Most other reading material is still too difficult for me. I can read it, but I have to check words I don't know too often. With these stories I only have to check 1-2 words per line, making reading far more fluent while still keeping it productive. And, when I do need to check a word, I have it on the same page with a detailed explanation! It's perfect!
Also, the only reading material for Japanese learners I found that works well on e-readers.
Love the stories!
This book set has very adorable art and easy to understand explanations. They provide an easy medium to get familiar with kanji and improve reading speeds with the added benefit of learning some cool mythology. I printed copies to write the furigana on new kanji introduced and make other notes as I read.
The stories are great! The definitions and grammar explanations are helpful and the audio at two speeds is also nice to have.

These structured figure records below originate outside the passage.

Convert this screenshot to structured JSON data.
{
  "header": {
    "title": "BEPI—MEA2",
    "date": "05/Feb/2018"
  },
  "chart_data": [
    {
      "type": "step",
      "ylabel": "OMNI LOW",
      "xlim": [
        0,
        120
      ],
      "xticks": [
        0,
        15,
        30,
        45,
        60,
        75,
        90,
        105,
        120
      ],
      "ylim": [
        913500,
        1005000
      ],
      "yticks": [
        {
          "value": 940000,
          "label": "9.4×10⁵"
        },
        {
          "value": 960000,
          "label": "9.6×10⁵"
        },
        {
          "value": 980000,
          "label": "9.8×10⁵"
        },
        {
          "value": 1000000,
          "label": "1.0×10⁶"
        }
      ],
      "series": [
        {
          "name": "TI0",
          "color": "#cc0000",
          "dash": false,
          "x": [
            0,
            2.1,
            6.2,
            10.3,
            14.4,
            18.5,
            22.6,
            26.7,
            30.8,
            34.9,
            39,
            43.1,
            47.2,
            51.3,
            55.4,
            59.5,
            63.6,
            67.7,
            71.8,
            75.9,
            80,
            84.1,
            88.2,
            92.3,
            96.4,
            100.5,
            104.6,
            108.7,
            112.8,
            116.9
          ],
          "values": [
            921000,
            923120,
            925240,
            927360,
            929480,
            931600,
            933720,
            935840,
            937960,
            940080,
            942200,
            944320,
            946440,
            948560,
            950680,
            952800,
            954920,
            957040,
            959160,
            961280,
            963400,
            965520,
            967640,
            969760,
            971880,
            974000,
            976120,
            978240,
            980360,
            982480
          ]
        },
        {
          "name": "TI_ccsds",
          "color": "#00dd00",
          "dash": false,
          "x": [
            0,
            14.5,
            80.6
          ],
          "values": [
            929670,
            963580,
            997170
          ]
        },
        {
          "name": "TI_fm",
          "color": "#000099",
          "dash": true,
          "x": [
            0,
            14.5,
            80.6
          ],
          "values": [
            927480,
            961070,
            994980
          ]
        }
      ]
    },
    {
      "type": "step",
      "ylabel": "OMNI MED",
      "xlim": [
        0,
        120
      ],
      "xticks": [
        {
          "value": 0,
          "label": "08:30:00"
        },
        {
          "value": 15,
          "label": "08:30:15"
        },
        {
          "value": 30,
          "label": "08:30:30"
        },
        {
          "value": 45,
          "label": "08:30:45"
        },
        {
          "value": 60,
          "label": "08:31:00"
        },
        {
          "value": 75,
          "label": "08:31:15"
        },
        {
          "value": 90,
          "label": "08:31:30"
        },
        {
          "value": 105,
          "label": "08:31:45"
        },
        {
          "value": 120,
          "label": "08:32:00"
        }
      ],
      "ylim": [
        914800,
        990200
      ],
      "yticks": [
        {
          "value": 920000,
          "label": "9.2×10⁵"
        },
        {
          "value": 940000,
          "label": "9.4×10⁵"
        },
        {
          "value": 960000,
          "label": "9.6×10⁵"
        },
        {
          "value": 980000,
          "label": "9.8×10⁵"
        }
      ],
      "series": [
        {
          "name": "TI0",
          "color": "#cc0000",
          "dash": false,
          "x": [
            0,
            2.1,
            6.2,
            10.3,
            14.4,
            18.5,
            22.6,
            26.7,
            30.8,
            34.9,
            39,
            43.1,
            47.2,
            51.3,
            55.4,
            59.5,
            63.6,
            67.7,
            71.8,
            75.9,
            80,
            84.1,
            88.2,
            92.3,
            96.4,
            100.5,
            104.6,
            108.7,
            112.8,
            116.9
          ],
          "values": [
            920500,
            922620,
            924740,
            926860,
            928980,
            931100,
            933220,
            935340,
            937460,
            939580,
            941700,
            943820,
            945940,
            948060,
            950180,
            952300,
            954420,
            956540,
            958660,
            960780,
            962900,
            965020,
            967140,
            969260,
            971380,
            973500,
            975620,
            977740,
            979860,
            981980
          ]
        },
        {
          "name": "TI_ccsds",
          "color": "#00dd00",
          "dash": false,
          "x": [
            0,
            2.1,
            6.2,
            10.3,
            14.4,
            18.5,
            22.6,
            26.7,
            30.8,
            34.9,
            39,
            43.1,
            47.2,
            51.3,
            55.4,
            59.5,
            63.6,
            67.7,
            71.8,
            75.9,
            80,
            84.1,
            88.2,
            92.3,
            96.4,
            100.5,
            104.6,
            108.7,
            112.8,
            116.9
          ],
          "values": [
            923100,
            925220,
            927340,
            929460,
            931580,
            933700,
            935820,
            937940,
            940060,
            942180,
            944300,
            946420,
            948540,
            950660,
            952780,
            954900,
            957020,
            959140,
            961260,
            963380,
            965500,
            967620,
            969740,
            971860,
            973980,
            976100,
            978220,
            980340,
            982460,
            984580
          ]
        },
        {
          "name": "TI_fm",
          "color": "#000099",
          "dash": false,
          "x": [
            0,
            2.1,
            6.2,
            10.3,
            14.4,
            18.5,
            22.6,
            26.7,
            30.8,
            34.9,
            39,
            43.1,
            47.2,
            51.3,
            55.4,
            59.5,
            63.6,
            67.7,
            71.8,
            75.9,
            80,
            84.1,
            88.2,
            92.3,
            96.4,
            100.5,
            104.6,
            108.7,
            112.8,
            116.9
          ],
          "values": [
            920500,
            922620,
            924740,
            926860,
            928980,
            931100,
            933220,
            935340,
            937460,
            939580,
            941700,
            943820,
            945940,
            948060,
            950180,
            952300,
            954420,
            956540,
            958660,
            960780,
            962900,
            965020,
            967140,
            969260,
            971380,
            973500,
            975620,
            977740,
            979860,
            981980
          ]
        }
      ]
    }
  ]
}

I've only made it through the kitsune tales so far, and my only complaint is that, as with the folk tales bundle, there is no consistency with kanji/hiragana within a story, which is frustrating. For example, in the nine-tailed fox story, on page 28 we learn にばけ can mean to shapeshift into. OK, great, just learned a new word. But then on the next page, it's written に化け, forcing me to stop and look up the kanji (because there's no furigana) only to find that it was a word I just learned on the previous page, but in hiragana. Likewise, いう and 言う seem to get used interchangeably - not a big deal, since it's a common kanji, but then...it's a simple, common kanji and the more exposure you get to kanji the more proficient you become, so why would it ever get written in hiragana in these texts? For the less-proficient in Japanese (which is the level this is aimed at) it's jarring to switch back and forth and have to guess/look up if they actually both mean the same thing - otherwise why is one written in kanji and the other in hiragana? I'm entirely willing to admit there might be some sort of subtlety of Japanese I'm missing and there is an actual reason, but in comparison to, for example, my textbooks, yes, a new word might originally be presented in hiragana, but once its kanji gets introduced, there's no more switching back and forth. The lack of consistency makes the whole story feel like it lacked a final editing and as this is an easy fix, I'm hoping it will be fixed in the future. Despite these issues, yes, I'd buy the bundle again, because as an adult independent learner, it's far more fun to learn Japanese by reading about Japanese culture than about メアリーさん's experiences as an exchange student in Genki. :)
Excellent learning materials, lovely company.